The Wrath of Cain (The Syndicate, #1)(36)
“Jesus. Fuck. Help me out here, Cecily?”
“No, Dad. This is between me and you. Father and daughter. I’m sure she has her own poison she needs to shove down my throat. I want to know how my own father could take someone else’s life?”
“I have no choice. I was born into this lifestyle just like your mom, just like Cain, and just like Manny over there. We don’t have choices like you do. You wouldn’t be here today if I had told them no.”
“You’re still not making sense to me. Were you threatened? Spit it out. The truth, all of it.”
I’m trying so hard to wrap my head around this. There’s no way I can. My body is looped so tensely right now.
“Our families go back a long way. My father was a trained assassin. He had me shooting targets from a mile away by the time I was ten years old. I’m not going to stand here and tell you what I do is right. What I will say is I sleep at night because I know you’re safe. Your mother and I kept this from you to protect you from this type of life. That’s why all those years ago, when you first brought up Cain’s name, I prohibited you from seeing him. I didn’t want my daughter anywhere near this kind of life. I never wanted it to touch you at all.”
I look at him suspiciously.
“So the feud between you and Cain’s dad was a lie, too?”
“That part is the truth. I hated that prick. He wanted your mother and let everyone know it. If it wasn’t for the fact that he was good at getting us the type of guns we needed, I would have killed him before someone else had the chance to. And then he hooked up with Cain’s mother and his obsession with Cecily stopped. Cain was born only a few months before you, and when two innocent little babies came into this world, I buried my hate for him. I don’t kill people just because I want to. I kill them because they’re scum. You don’t get a second chance when you f*ck over Salvatore.”
I tilt my head and fix my eyes on Cain. He knows. He knows everything. And Manny, how does he fit into all of this?

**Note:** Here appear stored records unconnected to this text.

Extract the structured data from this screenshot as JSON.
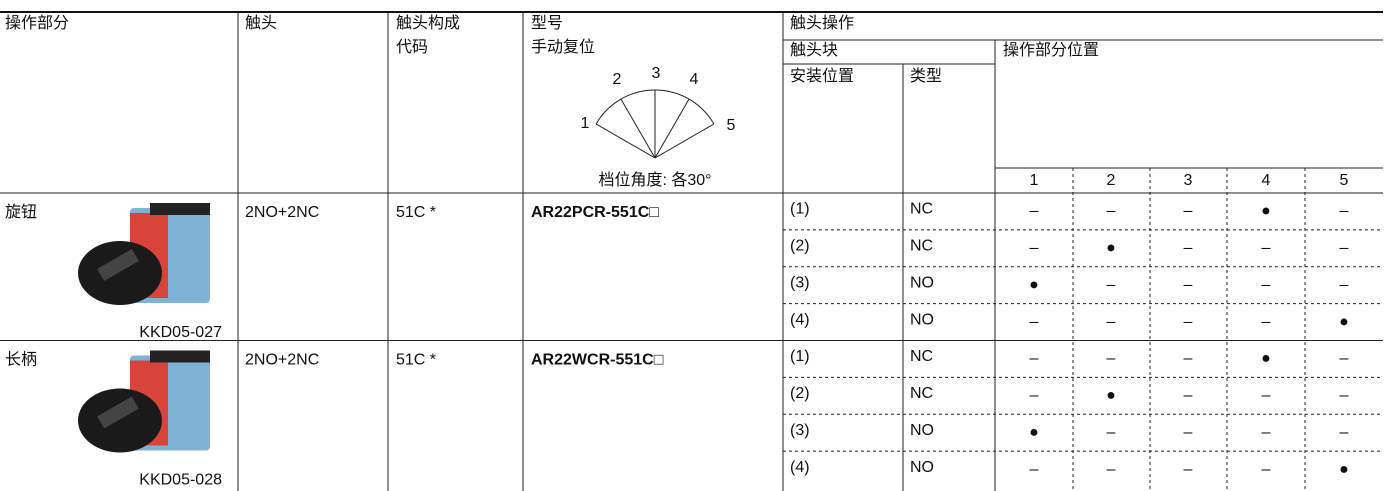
{
  "header": {
    "operation_part": "操作部分",
    "contact": "触头",
    "contact_code": [
      "触头构成",
      "代码"
    ],
    "model": [
      "型号",
      "手动复位"
    ],
    "angle_labels": [
      "1",
      "2",
      "3",
      "4",
      "5"
    ],
    "angle_note": "档位角度: 各30°",
    "contact_operation": "触头操作",
    "contact_block": "触头块",
    "mount_position": "安装位置",
    "type": "类型",
    "operator_position": "操作部分位置",
    "positions": [
      "1",
      "2",
      "3",
      "4",
      "5"
    ]
  },
  "rows": [
    {
      "operator": "旋钮",
      "image_label": "KKD05-027",
      "contact": "2NO+2NC",
      "code": "51C *",
      "model": "AR22PCR-551C□",
      "blocks": [
        {
          "mount": "(1)",
          "type": "NC",
          "states": [
            "–",
            "–",
            "–",
            "●",
            "–"
          ]
        },
        {
          "mount": "(2)",
          "type": "NC",
          "states": [
            "–",
            "●",
            "–",
            "–",
            "–"
          ]
        },
        {
          "mount": "(3)",
          "type": "NO",
          "states": [
            "●",
            "–",
            "–",
            "–",
            "–"
          ]
        },
        {
          "mount": "(4)",
          "type": "NO",
          "states": [
            "–",
            "–",
            "–",
            "–",
            "●"
          ]
        }
      ]
    },
    {
      "operator": "长柄",
      "image_label": "KKD05-028",
      "contact": "2NO+2NC",
      "code": "51C *",
      "model": "AR22WCR-551C□",
      "blocks": [
        {
          "mount": "(1)",
          "type": "NC",
          "states": [
            "–",
            "–",
            "–",
            "●",
            "–"
          ]
        },
        {
          "mount": "(2)",
          "type": "NC",
          "states": [
            "–",
            "●",
            "–",
            "–",
            "–"
          ]
        },
        {
          "mount": "(3)",
          "type": "NO",
          "states": [
            "●",
            "–",
            "–",
            "–",
            "–"
          ]
        },
        {
          "mount": "(4)",
          "type": "NO",
          "states": [
            "–",
            "–",
            "–",
            "–",
            "●"
          ]
        }
      ]
    }
  ]
}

Is he a child of the mob as well? Four pairs of eyes are all looking at me. All of them gauging my reaction. Cain looks defeated. Manny looks like he feels sorry for me. My mother looks frightened, as if she might lose the one thing in her life she could never live without. And my dad, he’s standing there watching me intently, wondering if his little girl will ever be able to forgive him.
Suddenly the room starts to spin and the walls begin to cave in. My legs give out and my body crumples to the floor. I can’t breathe. My sweet, caring father is a cold-blooded murderer. My husband steals and sells guns. My mother is the sister to one of the world’s most notorious criminals.
And me? Who am I? The wife and daughter of people I once trusted. A fake, just like them. They all play a role in this. And whether any of them believe it or not, they have left me with no choice. Either I accept the lifestyle they lead, or I find my way out of here. Disappear, and never have contact with them again.
For the first time, I am ashamed to admit I can’t live without any of them. My parents’ blood pumps this non-existent life I was destined to live through my veins. That’s what makes my heart turn cold. And for that, I truly am my father’s daughter.
“Calla!”
They all shout my name at once. Cain is kneeling at my side, lifting me up as if I weigh nothing at all and cradling me in his arms.
“Come on, sweetie. Look at me.”
I do. I look up at him, and his face is so full of love and concern. I should hate him. Hate them all for the lives they lead; for the life I’m being forced to enter.
All of a sudden, I’m crushed by the dire need to be in Cain’s arms. I’m right where I want to be. Right where I’m meant to be. Burying my face into his chest, I let loose and cry while he holds me tightly. I feel so lost. So sad. I don’t even know my family. The two people in this world who I never expected would hurt me have completely wrecked me.
No one says a word as I let loose, soaking Cain’s shirt. I need to pull myself together. There is so much more to be said here, so much more I don’t know, and I’m afraid of just what that might be.
I peel my face away from Cain’s chest. He cups my jaw tenderly, his thumb brushing away the wetness from my face.
“I… I’m sorry,” I say breathlessly. “I’m fine.”
I’m truly not fine, and they all know it. I’ve been kicked in the chest.
“No, you’re not,” says my mother, echoing my thoughts.
“I am,” I insist. “Don’t you see? I’m the daughter of a mafia princess. The niece of the biggest mobster in the state of New York and the daughter of a killer. How could I not be fine?”
Cain bends and kisses each corner of my mouth.
“You’ve been lied to and deceived by us all, but we’ll get through this together. I promise.”
“Sweetheart?” my dad calls to me. I’m not ready to look at him yet.
“Yeah?” I croak pathetically.
“I never wanted you to find out. The last thing I ever wanted to do was to hurt my baby girl. You’ve always been my world. You always will be, no matter what you think of me. I’ll give you the time you need to process all of this. Cain knows everything. I’ll be here when you’re ready to talk.”
Dad’s voice is strained. I still can’t look at him. I focus solely on Cain’s face. His square jaw. Bright blue eyes. The way he looks down at me with worry etched all over his face.